CDU möchte nun zu allen Sitzungen eine Einladung und so mehr Informationstransparenz

dzArbeitskreis-Diskussion

Wenn Arbeitskreise hinter verschlossenen Türen tagen, dann bekommt der Bürger meist wenig davon mit. Die Holzwickeder CDU-Fraktion verleiht daher ihrer Forderung nach mehr Transparenz noch einmal Nachdruck.

Holzwickede

, 02.06.2019 / Lesedauer: 2 min

Alle Ratsmitglieder und Sachkundige Bürger künftig zu den Sitzungen des Arbeitskreises einzuladen, um diesen Sitzungen einen öffentlicheren Charakter zu verleihen, darum bittet CDU-Fraktionsvorsitzender Frank Markowski in einen Schreiben an Bürgermeisterin Ulrike Drossel.

CDU fürchtet gerade bei populären Themen zu wenig Transparenz

Aufgetickt war das Thema Informationstransparenz bei der Diskussion um den Rathaus-Neubau. Die CDU-Fraktion hatte bekanntlich die Notbremse gezogen, nachdem der Kostenrahmen gesprengt wurde sich am Ende gegen die Neubau-Pläne in der beschlossenen Form gewandt.

Dass dies vielleicht für Bürger nicht transparent geworden sein könnte, weil viele Informationen im nicht öffentlich tagenden Arbeitskreis gegeben wurden, war eine Befürchtung der CDU-Fraktion. Und der Rathaus-Neubau sei nunmal ein Thema, das von großem öffentlichen Interesse sei.

Gerade bei solchen Themen könne beim Bürger der Eindruck von Hinterzimmer-Politik entstehen, wenn die Informationen hinter verschlossenen Türen gegeben werden. Deshalb hatte die CDU den Antrag gestellt, den Arbeitskreis abzuschaffen, die Informationen stattdessen in den öffentlichen Sitzungen der Fachausschüsse zu transportieren. Dieses Ansinnen war jedoch vom Rat mehrheitlich abgelehnt worden.

Sachdienliche Informationen aus erster Hand für alle

Nun also der neuerliche Vorstoß der CDU-Fraktion, mehr Öffentlichkeit in die Arbeitskreis-Sitzungen zu bringen.

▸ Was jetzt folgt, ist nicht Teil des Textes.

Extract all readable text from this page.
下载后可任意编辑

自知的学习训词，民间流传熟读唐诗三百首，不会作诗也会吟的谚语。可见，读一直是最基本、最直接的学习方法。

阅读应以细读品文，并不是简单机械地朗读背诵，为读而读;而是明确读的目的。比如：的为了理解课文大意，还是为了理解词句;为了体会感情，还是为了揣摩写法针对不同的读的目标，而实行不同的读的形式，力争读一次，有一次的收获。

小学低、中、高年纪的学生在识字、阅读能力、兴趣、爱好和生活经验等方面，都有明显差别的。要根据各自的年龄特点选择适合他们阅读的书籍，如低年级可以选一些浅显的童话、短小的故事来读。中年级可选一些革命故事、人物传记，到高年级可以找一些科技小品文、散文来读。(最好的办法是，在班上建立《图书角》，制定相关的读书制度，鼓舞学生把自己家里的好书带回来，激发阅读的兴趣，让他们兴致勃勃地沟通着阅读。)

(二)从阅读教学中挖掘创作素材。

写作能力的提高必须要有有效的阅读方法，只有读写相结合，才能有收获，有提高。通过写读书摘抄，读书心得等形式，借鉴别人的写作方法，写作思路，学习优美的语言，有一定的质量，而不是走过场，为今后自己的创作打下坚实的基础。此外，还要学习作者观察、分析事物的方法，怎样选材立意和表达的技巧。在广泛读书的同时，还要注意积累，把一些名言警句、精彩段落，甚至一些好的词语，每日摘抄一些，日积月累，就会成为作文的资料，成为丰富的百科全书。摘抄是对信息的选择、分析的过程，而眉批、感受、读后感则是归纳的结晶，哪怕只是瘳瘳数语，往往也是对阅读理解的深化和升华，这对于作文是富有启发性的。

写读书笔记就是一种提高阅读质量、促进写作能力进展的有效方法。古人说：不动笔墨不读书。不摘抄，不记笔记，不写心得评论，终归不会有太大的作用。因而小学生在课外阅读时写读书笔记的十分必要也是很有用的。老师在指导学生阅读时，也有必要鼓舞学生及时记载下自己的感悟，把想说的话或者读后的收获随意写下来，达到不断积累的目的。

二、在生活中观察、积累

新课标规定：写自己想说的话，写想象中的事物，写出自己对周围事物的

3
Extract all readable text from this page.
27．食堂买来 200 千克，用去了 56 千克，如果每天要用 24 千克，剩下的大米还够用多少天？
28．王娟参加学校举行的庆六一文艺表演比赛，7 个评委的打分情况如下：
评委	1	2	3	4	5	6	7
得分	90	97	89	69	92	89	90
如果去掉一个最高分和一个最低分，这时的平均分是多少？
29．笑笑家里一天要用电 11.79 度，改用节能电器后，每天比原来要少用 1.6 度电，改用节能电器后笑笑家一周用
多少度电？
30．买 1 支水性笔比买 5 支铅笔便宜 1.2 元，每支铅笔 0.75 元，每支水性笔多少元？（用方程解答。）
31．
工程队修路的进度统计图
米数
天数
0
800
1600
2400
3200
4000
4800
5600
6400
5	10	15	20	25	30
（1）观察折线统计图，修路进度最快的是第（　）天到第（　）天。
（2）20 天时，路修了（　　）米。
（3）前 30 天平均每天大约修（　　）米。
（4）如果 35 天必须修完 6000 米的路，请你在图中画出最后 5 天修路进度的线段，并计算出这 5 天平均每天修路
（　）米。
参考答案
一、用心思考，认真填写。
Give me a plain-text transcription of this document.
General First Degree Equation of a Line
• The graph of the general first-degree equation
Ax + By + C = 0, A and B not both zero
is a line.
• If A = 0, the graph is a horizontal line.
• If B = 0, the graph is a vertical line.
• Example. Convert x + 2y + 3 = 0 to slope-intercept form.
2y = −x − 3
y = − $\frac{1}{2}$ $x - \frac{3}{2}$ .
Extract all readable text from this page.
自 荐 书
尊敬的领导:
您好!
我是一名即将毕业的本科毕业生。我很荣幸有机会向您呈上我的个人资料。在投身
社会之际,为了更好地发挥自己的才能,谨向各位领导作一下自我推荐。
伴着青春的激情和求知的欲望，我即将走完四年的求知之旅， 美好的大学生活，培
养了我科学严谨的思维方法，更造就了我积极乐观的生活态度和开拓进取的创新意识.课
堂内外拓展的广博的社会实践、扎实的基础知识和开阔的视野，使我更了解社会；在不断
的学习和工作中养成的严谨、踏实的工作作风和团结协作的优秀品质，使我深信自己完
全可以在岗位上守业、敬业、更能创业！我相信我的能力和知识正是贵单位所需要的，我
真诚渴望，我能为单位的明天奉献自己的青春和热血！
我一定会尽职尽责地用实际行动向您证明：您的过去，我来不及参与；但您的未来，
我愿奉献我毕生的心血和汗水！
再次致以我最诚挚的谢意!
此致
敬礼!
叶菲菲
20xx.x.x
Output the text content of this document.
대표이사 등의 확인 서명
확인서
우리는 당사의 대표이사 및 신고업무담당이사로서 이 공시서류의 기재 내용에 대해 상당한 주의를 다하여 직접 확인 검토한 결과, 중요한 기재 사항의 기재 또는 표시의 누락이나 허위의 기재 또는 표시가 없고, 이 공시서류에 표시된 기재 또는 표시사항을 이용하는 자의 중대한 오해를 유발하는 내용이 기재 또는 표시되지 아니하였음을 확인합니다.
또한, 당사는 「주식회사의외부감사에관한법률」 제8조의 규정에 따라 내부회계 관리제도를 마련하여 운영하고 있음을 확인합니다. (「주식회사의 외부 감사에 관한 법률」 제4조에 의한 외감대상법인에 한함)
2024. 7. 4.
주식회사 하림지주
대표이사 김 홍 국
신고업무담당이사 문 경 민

In seinem Schreiben an Drossel begründet Markowski seine Bitte damit, dass allen Politikern der Gemeinde der Zugang zu sachdienlichen Informationen aus erster Hand ermöglicht werden solle. „Daher bitten wir darum, die Einladungen zu den diversen Arbeitskreisen allen Ratsmitgliedern und gewählten Sachkundigen Bürgern der zuständigen Fachausschüsse der CDU-Fraktion fristgerecht zuzuleiten.“ So wolle man gewährleisten, dass die Entscheidungsträger bestmöglich informiert seien.

Arbeitskreis bedeutet weniger Aufwand

Bereits in der Ratssitzung hatte die Politik wie berichtet mit Unmut auf den Hinterzimmer-Vergleich Markowskis reagiert. Schließlich sei im Arbeitskreis zu keiner Zeit ein Beschluss gefasst worden. Die Informationen in zusätzlichen Sitzungen der Fachausschüsse zu erteilen, binde sehr viel Zeit und Aufwand, den die SPD- ebenso wie die FDP-Fraktion für überflüssig erachten.